GRASSLANDS (478 Queen West, at Denison, 416-504-5127, grasslands.to, @grasslandsto) Complete brunches for $30 per person, including tax, tip and a mocktail. Average main $13. Open for dinner Tuesday to Sunday 5:30 to 10 pm. Bar till close. Brunch Saturday and Sunday 10 am to 3 pm. Closed Monday, holidays. Reservations accepted. Licensed. Access: one step at door, washrooms in basement. Rating: NNN
Brunch isn't always easy for vegans. Your friends dig into all manner of bacon and eggs - and eggs and eggs - and you get stuck with salad.
Enter Stephen Gardner's surprisingly stylish Grasslands, where the midday meal that can't decide whether it's breakfast or lunch is completely free of animal by-products. Your carnivore pals won't even notice the difference.

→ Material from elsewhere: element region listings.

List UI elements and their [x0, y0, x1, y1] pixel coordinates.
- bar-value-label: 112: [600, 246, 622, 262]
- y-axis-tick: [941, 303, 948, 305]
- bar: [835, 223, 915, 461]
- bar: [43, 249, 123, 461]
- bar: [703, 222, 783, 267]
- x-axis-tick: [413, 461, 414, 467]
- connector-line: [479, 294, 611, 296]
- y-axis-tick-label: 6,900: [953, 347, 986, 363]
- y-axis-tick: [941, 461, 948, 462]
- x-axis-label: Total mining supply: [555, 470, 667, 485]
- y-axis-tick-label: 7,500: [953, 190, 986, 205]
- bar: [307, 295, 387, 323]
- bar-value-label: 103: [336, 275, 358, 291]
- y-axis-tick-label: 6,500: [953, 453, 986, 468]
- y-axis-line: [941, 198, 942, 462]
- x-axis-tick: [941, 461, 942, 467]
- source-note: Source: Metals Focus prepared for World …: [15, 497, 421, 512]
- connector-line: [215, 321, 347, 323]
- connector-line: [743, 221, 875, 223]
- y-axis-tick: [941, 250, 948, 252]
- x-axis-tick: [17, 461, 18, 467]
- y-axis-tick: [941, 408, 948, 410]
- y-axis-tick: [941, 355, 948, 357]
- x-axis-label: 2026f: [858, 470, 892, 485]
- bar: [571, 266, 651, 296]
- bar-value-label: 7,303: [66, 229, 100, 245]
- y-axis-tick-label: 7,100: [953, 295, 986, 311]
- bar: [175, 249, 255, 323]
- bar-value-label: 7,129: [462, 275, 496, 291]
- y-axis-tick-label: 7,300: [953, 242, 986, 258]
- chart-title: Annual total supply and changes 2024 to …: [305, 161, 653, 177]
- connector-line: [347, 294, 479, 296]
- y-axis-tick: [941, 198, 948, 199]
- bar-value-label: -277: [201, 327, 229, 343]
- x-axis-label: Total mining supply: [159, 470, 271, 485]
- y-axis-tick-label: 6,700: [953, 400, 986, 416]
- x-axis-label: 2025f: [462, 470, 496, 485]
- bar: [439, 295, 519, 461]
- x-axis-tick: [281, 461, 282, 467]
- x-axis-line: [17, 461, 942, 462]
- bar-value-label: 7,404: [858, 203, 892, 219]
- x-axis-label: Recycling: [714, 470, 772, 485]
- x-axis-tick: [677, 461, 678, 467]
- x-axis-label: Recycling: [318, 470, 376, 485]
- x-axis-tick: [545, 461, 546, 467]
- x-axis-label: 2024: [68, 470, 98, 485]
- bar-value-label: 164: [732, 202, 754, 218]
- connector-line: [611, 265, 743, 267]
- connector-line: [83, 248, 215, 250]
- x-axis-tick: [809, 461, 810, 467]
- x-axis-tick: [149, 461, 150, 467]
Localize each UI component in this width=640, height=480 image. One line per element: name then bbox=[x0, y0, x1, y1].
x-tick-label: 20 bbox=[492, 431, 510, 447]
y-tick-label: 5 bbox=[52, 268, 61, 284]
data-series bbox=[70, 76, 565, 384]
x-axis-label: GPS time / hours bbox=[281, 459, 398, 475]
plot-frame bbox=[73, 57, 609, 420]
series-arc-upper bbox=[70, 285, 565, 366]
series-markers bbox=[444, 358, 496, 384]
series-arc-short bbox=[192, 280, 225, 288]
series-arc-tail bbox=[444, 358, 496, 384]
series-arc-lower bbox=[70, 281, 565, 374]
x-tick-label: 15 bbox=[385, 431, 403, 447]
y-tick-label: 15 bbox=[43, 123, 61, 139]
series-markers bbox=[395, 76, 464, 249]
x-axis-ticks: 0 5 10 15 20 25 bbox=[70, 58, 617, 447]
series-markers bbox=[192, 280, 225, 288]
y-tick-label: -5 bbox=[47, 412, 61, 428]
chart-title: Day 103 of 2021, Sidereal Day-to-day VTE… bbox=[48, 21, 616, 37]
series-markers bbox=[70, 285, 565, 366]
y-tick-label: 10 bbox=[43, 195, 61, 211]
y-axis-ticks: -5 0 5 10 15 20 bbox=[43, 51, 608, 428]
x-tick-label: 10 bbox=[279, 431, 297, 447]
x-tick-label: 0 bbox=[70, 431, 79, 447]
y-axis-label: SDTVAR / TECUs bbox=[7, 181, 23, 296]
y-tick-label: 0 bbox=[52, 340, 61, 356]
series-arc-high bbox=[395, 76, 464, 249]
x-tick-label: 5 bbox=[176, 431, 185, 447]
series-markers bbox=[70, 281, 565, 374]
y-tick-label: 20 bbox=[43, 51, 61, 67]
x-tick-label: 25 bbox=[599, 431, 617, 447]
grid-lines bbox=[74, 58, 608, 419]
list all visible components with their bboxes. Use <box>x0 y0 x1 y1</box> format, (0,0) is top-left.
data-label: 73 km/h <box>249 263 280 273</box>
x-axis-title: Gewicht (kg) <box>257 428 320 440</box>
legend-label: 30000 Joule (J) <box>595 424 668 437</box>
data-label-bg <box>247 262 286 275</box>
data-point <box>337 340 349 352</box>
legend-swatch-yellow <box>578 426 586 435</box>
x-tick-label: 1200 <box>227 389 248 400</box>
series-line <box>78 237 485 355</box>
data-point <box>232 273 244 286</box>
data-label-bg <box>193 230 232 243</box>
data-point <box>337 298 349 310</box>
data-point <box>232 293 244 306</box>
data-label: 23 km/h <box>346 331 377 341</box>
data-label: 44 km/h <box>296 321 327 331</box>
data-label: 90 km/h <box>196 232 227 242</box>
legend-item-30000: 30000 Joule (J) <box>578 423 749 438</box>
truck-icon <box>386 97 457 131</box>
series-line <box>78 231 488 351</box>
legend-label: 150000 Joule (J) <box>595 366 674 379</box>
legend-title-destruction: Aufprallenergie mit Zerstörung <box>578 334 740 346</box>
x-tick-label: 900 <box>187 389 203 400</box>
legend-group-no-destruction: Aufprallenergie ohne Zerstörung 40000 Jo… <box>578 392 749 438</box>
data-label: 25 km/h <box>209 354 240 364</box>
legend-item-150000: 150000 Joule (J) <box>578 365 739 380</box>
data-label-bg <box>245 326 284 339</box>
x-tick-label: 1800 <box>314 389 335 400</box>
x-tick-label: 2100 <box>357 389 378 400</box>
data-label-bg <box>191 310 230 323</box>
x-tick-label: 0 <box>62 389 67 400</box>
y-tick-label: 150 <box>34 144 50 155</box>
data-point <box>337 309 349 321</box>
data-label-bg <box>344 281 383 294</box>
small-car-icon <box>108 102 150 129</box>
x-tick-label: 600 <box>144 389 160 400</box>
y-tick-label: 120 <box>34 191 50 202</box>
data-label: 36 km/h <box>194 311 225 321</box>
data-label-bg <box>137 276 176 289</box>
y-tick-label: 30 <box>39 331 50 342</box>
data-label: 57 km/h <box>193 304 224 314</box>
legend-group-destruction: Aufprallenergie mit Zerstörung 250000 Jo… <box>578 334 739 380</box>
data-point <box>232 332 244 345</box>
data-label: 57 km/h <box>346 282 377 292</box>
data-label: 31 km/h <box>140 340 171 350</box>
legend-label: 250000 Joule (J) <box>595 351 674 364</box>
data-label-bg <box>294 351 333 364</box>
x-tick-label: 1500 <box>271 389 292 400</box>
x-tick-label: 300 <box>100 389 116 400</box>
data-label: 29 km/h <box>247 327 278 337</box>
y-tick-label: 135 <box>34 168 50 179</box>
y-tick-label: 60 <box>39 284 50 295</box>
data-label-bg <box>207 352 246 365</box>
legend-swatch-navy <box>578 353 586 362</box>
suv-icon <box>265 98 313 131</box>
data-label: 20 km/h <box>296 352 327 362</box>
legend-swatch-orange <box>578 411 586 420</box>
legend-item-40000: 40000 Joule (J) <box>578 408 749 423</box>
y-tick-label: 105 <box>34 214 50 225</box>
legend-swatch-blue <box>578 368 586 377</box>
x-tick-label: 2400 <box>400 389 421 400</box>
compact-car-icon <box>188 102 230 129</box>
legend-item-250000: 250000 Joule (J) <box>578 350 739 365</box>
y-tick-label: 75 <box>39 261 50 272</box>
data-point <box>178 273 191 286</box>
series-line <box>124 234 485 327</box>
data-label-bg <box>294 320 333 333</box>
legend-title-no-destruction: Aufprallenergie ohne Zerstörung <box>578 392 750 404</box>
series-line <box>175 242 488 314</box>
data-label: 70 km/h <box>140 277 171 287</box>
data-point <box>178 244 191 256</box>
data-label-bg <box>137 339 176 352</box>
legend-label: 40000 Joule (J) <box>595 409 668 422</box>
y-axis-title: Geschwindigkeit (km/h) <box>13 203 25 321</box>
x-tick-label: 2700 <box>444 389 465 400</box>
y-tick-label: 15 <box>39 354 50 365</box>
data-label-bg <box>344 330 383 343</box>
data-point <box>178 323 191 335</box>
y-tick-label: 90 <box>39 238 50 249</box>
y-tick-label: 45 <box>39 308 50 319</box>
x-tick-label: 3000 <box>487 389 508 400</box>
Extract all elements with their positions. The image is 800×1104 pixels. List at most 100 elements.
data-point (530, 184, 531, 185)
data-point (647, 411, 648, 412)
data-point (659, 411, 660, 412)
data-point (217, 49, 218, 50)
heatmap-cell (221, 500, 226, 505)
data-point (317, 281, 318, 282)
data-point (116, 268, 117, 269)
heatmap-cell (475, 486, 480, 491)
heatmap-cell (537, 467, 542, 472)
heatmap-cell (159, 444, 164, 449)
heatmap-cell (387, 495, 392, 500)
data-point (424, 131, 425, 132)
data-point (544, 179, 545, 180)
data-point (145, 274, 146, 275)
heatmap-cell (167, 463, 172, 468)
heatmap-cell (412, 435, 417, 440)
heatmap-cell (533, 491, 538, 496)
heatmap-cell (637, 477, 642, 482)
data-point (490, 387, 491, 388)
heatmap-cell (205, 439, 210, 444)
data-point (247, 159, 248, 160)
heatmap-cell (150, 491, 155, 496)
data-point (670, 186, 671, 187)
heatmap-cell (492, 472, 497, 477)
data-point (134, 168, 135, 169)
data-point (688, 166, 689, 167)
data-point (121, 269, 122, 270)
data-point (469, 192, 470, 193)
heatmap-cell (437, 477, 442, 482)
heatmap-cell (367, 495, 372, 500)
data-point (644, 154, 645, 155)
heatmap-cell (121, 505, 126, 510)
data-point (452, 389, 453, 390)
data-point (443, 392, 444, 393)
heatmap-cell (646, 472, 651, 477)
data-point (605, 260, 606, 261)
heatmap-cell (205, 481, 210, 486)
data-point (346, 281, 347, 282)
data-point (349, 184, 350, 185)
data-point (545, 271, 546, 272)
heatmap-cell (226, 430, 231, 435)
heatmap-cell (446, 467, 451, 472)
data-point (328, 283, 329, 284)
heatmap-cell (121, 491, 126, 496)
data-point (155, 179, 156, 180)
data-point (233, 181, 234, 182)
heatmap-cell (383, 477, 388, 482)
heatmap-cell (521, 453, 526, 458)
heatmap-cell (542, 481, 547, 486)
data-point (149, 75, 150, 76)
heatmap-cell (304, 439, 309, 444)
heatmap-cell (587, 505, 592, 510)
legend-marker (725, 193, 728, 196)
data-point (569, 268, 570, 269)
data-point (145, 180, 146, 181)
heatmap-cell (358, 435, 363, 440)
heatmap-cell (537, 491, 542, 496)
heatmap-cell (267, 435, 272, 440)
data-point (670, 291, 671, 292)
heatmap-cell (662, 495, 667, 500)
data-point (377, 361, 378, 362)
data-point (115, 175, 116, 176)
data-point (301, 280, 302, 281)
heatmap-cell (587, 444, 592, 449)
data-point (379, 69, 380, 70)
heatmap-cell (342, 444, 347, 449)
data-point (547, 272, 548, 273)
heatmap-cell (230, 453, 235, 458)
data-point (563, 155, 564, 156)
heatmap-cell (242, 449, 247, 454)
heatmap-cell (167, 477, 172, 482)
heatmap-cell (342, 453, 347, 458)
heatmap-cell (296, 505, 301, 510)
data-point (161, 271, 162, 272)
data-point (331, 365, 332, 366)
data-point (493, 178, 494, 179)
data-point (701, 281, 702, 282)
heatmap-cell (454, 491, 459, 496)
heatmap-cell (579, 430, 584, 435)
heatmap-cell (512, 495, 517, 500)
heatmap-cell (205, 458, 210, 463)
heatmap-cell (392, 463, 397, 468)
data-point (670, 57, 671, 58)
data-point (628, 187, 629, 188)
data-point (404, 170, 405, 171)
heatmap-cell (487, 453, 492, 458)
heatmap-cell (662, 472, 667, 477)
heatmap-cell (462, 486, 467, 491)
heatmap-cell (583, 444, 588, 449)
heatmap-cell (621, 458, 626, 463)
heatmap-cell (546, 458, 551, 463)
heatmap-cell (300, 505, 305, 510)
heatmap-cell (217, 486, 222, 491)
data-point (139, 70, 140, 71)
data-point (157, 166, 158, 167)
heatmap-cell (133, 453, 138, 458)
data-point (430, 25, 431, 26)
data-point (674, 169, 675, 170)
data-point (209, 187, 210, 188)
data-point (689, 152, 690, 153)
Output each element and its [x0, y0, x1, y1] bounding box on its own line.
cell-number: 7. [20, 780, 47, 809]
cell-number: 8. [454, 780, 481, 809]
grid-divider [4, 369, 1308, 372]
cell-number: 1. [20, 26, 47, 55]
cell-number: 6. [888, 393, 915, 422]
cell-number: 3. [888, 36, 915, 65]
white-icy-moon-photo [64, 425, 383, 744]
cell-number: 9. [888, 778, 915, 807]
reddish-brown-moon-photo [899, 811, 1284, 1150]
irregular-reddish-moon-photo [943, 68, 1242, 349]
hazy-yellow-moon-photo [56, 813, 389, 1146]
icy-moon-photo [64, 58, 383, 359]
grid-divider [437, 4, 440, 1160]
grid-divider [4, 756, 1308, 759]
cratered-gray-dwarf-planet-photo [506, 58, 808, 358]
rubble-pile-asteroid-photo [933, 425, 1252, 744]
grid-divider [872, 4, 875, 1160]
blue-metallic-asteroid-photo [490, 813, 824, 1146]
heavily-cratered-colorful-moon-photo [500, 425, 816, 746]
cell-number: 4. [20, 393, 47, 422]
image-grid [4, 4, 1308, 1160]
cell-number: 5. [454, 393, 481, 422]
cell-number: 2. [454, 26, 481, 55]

Since it's just after 10, they'll start with a round of Light And Stormy mocktails made with draught ginger beer and blackstrap molasses ($5), before following with faux Caesar salads dressed with Parmesan fashioned from nuts and tempeh Baco Bits, its advertised "massaged dinosaur kale" replaced with spinach. Gardner's retro mac and cheese ($6) will satisfy anyone with a hankering for Kraft Dinner (that's a compliment, by the way), especially when sided with meaty mushroom breakfast sausage ($4).
The appropriately named Monster Burger ($13) comes overstuffed with a beefy baked black bean patty as well as a veritable avalanche of avocado, lettuce, tomato and house-made ketchup. Cutlets of deep-fried and cornflake-battered "chicken" sandwiched between Belgian buckwheat waffles ($12) could use a splash of maple syrup.
The seriously hung over are guided to a substantial fry-up thick with spicy tofu, mushrooms and peppers topped with both salsa and guacamole that claims to have therapeutic properties (Hangover Helper, $14). Don't do gluten? Hold the sourdough toast. All get generously sided with a heap of bistro-classic frites and a mini-mountain of greens in sweet tahini vinaigrette.
Still not convinced? One bite of Gardner's faux French toast crusted with house-baked Snickerdoodle cookies and dolloped with coconut cashew cream ($12) proves there's more to weekend brunch than pigging out on bacon and eggs.